When India’s Aadhar card project began, with the goal of issuing a universal identity card for all citizens, it appeared to be an ambitious scheme that was at best very sensible and useful and, at worst, harmless. It was yet another government database, but contained biometric data on top of mere paper information. The scheme was rolled out and people signed up at different points. Above all, it was voluntary. Over time however, while many began to see the benefits of an Aadhar card, its pervasiveness grew in a non-voluntary manner.
In the early months of 2017 — and in March in particular — the Indian government has meted out several missives regarding the Aadhar, gradually increasing the range of activities for which it is compulsory. As large numbers of Indian citizens still have not received their cards and rolling deadlines for its application are ongoing, these directives have not been clearly implemented yet. However, the government’s plans highlight the ways in which the lack of an Aadhar card may pose challenges for Indian citizens.
Since late February 2017, the government has sent at least 14 notifications regarding public services that now require the Aadhar. Applications for Personal Account Number (PAN) Card are to soon require the provision of an Aadhar Card. LPG subsidies, some food subsidies, Employee Provident Funds (EPFs), some passport services, railway concessions and payments, mobile phone number verification, and possibly even attendance tracking for government employees and driving license application are all to be routed through Aadhar. The possibility of tying more welfare schemes to the Aadhar has faced significant criticism in the country; critics note the fate of similar initiatives in states like Andhra Pradesh, where the implementation of universal identity card requirements had not been smooth.
In the wake of all this, the Supreme Court of India has clearly spoken out against making welfare benefits contingent on the mandatory use of Aadhar. An earlier verdict also indicated that making Aadhar a voluntary option for welfare schemes was permissible, but to make it compulsory would disadvantage individuals. However, it has also said that it cannot stop the government from a mandatory linking of Aadhar to non-welfare activities like banking or filing tax returns.
The state’s rationale for the ever-pervasive use of the Aadhar has consistently been to grow a database that minimizes duplicity and fraud. However, this has raised concerns as well since the Aadhar database is of a size and scale that few others in India have come close to matching. Linking this database to other areas, like banking, taxation, or education records allows the government to compare, correlate, and track the transactions of individuals like never before.
The possibility of linked tax returns has caused consternation particularly among expats in India as well as Indians living abroad, both of whom hitherto did not see any real need for Aadhar enrollment. While provisions are in the pipeline that will allow both these groups to apply for the card ahead of the strict implementation of the government’s envisaged policies, other groups are less lucky. Extremely vulnerable groups like children, disabled citizens, illiterate individuals, women rescued from trafficking, etc., now all need to join the Aadhar database in keeping with several policy notifications. With an ever-growing scope and enrollment base, the security of the database becomes all the more of a concern.

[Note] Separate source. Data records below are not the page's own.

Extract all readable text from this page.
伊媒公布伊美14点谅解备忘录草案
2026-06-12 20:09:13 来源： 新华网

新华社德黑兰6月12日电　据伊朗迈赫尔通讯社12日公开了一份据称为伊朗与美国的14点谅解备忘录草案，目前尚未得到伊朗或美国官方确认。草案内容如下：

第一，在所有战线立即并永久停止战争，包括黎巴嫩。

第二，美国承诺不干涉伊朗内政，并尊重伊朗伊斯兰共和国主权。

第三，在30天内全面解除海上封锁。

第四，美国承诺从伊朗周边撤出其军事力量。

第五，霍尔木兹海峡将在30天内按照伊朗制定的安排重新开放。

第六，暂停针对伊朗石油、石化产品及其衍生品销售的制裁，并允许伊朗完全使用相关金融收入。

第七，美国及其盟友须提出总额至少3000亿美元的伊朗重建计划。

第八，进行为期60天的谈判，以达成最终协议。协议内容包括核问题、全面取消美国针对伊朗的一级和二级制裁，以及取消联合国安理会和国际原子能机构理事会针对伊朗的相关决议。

The looming question of privacy is naturally brought up within all of the above. To what extent does a pervasive Aadhar regime allow the government to gain access to information on its citizens? Can there be any robust mechanisms that allow citizens to seek redressal in the case of a privacy breach in the database? And finally, how justified is the government in tacitly coercing individuals to part with new levels of privacy in return for state recognition through this universal identity card?